LAWS(PVC)-1930-2-16

BISMILLAH BEGAM Vs. TAHSIN ALI KHAN

Decided On February 06, 1930
BISMILLAH BEGAM Appellant
V/S
TAHSIN ALI KHAN Respondents

JUDGEMENT

(1.) This is a defendants appeal arising out of a suit for declaration that the property in suit is endowed property and is not liable to be attached and sold in execution of decrees held by the defendants. The plaintiff relies on a wakfnama executed by himself on 16 July 1924. The wakf is in favour of his descendants and he has constituted himself the mutawalli of the property for his lifetime. The defendants challenged the validity of this dedication and pleaded that the deed had been executed fraudulently with the intention of defeating and delaying his creditors and was not binding on the defendants. Objections had been raised by the plaintiff Tahsin Ali Khan in the execution department which were decided against him; hence this suit.

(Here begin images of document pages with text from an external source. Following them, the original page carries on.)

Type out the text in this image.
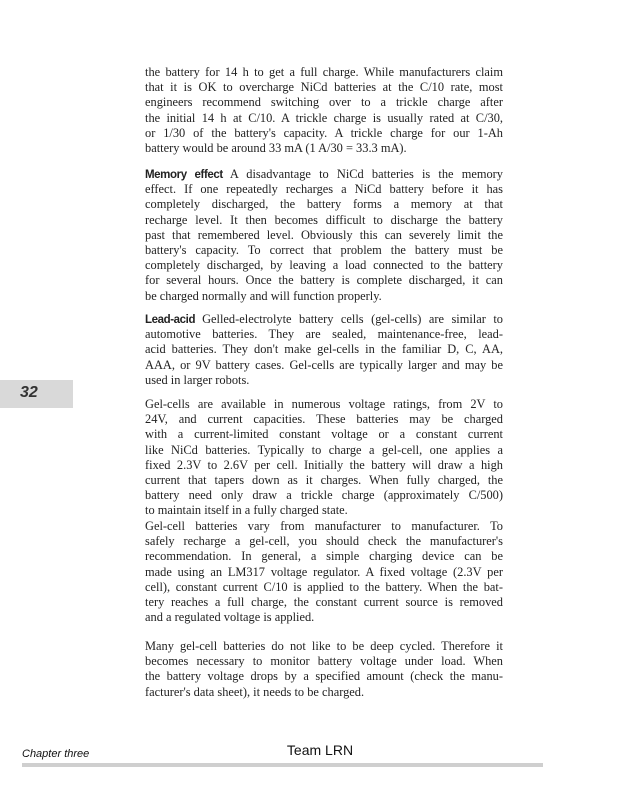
32
the battery for 14 h to get a full charge. While manufacturers claim
that it is OK to overcharge NiCd batteries at the C/10 rate, most
engineers recommend switching over to a trickle charge after
the initial 14 h at C/10. A trickle charge is usually rated at C/30,
or 1/30 of the battery's capacity. A trickle charge for our 1-Ah
battery would be around 33 mA (1 A/30 = 33.3 mA).
Memory effect A disadvantage to NiCd batteries is the memory
effect. If one repeatedly recharges a NiCd battery before it has
completely discharged, the battery forms a memory at that
recharge level. It then becomes difficult to discharge the battery
past that remembered level. Obviously this can severely limit the
battery's capacity. To correct that problem the battery must be
completely discharged, by leaving a load connected to the battery
for several hours. Once the battery is complete discharged, it can
be charged normally and will function properly.
Lead-acid Gelled-electrolyte battery cells (gel-cells) are similar to
automotive batteries. They are sealed, maintenance-free, lead-
acid batteries. They don't make gel-cells in the familiar D, C, AA,
AAA, or 9V battery cases. Gel-cells are typically larger and may be
used in larger robots.
Gel-cells are available in numerous voltage ratings, from 2V to
24V, and current capacities. These batteries may be charged
with a current-limited constant voltage or a constant current
like NiCd batteries. Typically to charge a gel-cell, one applies a
fixed 2.3V to 2.6V per cell. Initially the battery will draw a high
current that tapers down as it charges. When fully charged, the
battery need only draw a trickle charge (approximately C/500)
to maintain itself in a fully charged state.
Gel-cell batteries vary from manufacturer to manufacturer. To
safely recharge a gel-cell, you should check the manufacturer's
recommendation. In general, a simple charging device can be
made using an LM317 voltage regulator. A fixed voltage (2.3V per
cell), constant current C/10 is applied to the battery. When the bat-
tery reaches a full charge, the constant current source is removed
and a regulated voltage is applied.
Many gel-cell batteries do not like to be deep cycled. Therefore it
becomes necessary to monitor battery voltage under load. When
the battery voltage drops by a specified amount (check the manu-
facturer's data sheet), it needs to be charged.
Chapter three	Team LRN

(2.) The learned Subordinate Judge in a very short judgment has found the validity of the wakfnama in favour of the plaintiff. He has based his conclusion entirely on the oral evidence and has altogether ignored the documentary evidence that is on the record. We were not satisfied with his finding that at the time when Tahsin Ali Khan executed the wakfnama his assets were more than sufficient to discharge all the liabilities. We accordingly remitted two issues the findings on which have now been returned. There is considerable history previous to the present litigation which the learned Subordinate Judge has altogether omitted to consider but which in order to have a good perspective it is necessary to bear in mind. The pedigree to the family is as follows: (For pedigree see p. 463.)

(3.) The plaintiff's father Maskoor Ali Khan died on 8 January 1904 leaving three sons and three daughters. Tahsin Ali Khan appears to have been the eldest son. On 14 March 1904 an agreement was executed by the three brothers jointly under which the management of the entire estate which was considerable was left with Tahsin Ali, and his two brothers were allowed Rs. 3,650 between them and were admittedly deprived of their power to transfer the property. This was followed by a lease for 60 years granted by the two brothers to Tahsin Ali on 15th January 1909. The position of Tahsin Ali, however, did not become absolutely secure. In 1912 his two brothers filed a suit for the cancellation of the lease and their suit was decreed on 28 January 1914. The judgment is printed on p. 17. The finding was that the two brothers were subject to attacks of epilepsy long before the execution of the disputed thekanama which fact was admitted by Tahsin Ali himself, and that their mental capacity had been considerably affected by illness. Although their share of the profits amounted to Rs. 20,000 a year they were only given Rs. 3,650. Not only was the lease to last for 60 years but it gave an unlimited power to Tahsin Ali to deduct a further sum for costs as he liked and to prevent an alienation by his brother. The Court found that the brothers were entirely under the control of the defendant who had dominated their will and procured an unconscionable bargain. The lease was accordingly set aside.